Mencionemos cuanto antes que gran parte del reconocimiento brindado a Borau se debe a la infatigable labor investigadora de Carlos F. Heredero en torno a una figura que sigue desvelando facetas sorprendentes, y, de hecho, este autor acaba de publicar Furtivos. 50 años (Filmoteca Española, DAMA y el Festival de Málaga en colaboración con Caimán Cuadernos de Cine y el Festival de San Sebastián), otro detallado estudio centrado en su película más famosa. Pero fue sobre todo en ese libro monumental llamado Iceberg Borau (ECAM/DAMA, 2024) donde Heredero analizó y reveló con claridad una obra oculta y laberíntica que, de ahí el título del volumen, describió como «un iceberg cuya parte sumergida —proyectos truncados, obsesiones como el exilio republicano o su inconcluso diccionario de cineastas españoles— rivaliza en magnitud con su filmografía visible». Añadamos que Borau representa un ejemplo de cineasta pensador poco frecuente en el contexto histórico del cine español (no digamos ya en el actual), cuyas reflexiones intelectuales ahondan en EL asunto puramente cinematográfico, el de su lenguaje y la materia: apuntemos la preferencia por una naturalidad visual que rechaza, por ejemplo, la caprichosa variedad de lentes a la hora de filmar, en aras de una unidad de estilo absoluta; o el gusto por extirpar lo accesorio, por simplificar lo narrado y llegar a una parquedad expresiva que hace aún más singular, se me ocurre, una obra de presupuestos tan intrincados como es La sabina (1979). Cabe recordar así mismo que, desde muy pronto, Borau aboga por la absoluta independencia, fundando El Imán, su productora, en 1967 y ya con dos películas a sus espaldas, el western Brandy (1963) y el policíaco Crimen de doble filo (1964), notables ejercicios para dominar el estilo que anuncian ya entonces una filmografía anómala en la que cada película no sigue el camino de la anterior y en la que los proyectos frustrados arrojan su sombra sobre los rodados.   
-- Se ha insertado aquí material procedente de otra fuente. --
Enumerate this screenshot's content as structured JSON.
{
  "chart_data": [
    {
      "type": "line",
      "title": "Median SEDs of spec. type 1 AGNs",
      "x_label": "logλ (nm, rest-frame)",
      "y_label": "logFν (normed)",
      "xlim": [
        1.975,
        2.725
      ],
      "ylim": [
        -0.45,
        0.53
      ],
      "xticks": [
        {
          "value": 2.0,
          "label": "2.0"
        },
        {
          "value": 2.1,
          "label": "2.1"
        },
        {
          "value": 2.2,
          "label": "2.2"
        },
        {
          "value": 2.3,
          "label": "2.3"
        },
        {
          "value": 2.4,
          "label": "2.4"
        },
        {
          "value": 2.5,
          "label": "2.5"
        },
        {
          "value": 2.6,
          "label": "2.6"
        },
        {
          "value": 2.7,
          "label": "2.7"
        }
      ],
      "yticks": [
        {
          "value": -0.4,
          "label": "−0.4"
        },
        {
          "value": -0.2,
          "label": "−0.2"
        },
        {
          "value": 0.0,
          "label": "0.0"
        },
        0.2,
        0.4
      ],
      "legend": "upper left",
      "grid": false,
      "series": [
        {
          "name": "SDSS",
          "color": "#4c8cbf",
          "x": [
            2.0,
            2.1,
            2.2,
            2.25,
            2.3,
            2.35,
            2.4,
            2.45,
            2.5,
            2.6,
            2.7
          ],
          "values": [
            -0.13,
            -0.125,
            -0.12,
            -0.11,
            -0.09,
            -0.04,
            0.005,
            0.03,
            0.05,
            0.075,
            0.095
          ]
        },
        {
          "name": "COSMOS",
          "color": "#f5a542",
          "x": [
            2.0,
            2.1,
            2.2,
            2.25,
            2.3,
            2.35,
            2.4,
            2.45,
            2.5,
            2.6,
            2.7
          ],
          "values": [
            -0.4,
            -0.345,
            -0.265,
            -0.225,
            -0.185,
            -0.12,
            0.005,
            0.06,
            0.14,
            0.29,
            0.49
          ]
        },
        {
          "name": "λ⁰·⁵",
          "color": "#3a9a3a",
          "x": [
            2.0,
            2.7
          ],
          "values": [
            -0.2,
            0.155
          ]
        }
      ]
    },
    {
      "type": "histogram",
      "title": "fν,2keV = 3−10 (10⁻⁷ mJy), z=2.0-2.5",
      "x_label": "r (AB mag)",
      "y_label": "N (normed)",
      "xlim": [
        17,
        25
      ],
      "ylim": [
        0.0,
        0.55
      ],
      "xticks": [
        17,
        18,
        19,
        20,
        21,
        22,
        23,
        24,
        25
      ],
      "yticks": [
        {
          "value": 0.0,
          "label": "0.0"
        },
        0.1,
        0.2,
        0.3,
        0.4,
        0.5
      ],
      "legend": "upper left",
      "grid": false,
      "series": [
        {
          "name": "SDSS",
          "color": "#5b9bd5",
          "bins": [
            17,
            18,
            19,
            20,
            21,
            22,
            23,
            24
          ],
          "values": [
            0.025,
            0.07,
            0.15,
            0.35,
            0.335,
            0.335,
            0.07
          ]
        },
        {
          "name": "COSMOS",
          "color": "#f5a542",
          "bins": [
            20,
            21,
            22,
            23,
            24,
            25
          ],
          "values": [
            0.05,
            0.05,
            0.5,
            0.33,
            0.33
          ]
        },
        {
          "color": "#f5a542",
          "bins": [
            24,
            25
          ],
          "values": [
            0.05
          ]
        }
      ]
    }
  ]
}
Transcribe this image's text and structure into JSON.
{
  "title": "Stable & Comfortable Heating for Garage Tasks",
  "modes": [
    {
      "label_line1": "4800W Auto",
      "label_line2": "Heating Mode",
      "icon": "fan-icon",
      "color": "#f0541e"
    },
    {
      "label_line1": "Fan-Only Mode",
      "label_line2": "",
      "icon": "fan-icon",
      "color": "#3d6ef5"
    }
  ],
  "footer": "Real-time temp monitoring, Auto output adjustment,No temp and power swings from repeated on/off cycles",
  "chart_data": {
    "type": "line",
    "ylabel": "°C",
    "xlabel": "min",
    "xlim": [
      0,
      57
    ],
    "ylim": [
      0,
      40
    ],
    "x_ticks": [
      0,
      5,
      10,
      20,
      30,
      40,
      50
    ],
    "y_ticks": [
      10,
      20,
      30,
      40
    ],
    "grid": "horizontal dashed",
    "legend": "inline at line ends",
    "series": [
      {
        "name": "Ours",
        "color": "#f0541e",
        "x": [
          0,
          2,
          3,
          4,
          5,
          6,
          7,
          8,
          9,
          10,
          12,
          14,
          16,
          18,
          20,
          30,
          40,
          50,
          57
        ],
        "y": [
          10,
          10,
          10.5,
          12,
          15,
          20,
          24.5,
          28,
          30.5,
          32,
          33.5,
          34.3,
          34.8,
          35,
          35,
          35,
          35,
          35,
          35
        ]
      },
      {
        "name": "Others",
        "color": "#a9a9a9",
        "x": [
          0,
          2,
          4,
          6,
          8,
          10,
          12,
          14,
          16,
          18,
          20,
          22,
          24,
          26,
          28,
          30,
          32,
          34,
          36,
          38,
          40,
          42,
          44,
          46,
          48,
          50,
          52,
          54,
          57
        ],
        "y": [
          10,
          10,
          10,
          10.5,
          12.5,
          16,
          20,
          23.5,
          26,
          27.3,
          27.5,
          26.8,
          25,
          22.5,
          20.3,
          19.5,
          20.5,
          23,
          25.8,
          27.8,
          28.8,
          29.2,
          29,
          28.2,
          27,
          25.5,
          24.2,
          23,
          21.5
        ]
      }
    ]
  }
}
Furtivos (1975), coescrita junto a  su exalumno Manuel Gutiérrez Aragón, nació en buena medida como una respuesta visceral a las críticas recibidas por su anterior película, Hay que matar a B. (1973), distribuida de manera catastrófica y acusada, entre otros, por el célebre Alfonso Sánchez de recrear sin más el cine norteamericano de género (en realidad, se trata de una de las piezas más singulares del cine español y, si se nos permite la apreciación, nuestra favorita junto al involuntario y temprano cierre de su filmografía que supuso Leo en 2000). Temperamental, Borau abordó la creación de una obra de estilo y esencia profundamente española («una película que no dejara dudas: española hasta la médula»), situándola en un bosque que simboliza, sin mayores disimulos, una España ancestral, aparentemente remota. Resumiendo mucho, y dejando fuera a otros personajes no menos inolvidables, Lola Gaos fue la matriarca embrutecida y devoradora, Ovidi Montllor el hijo sometido y anulado por su tiranía, y el propio Borau, a regañadientes, se mimetizó en un gobernador civil cuya crueldad funcionarial reflejaba con desabrimiento el autoritarismo del régimen franquista bajo el que se filmó la obra.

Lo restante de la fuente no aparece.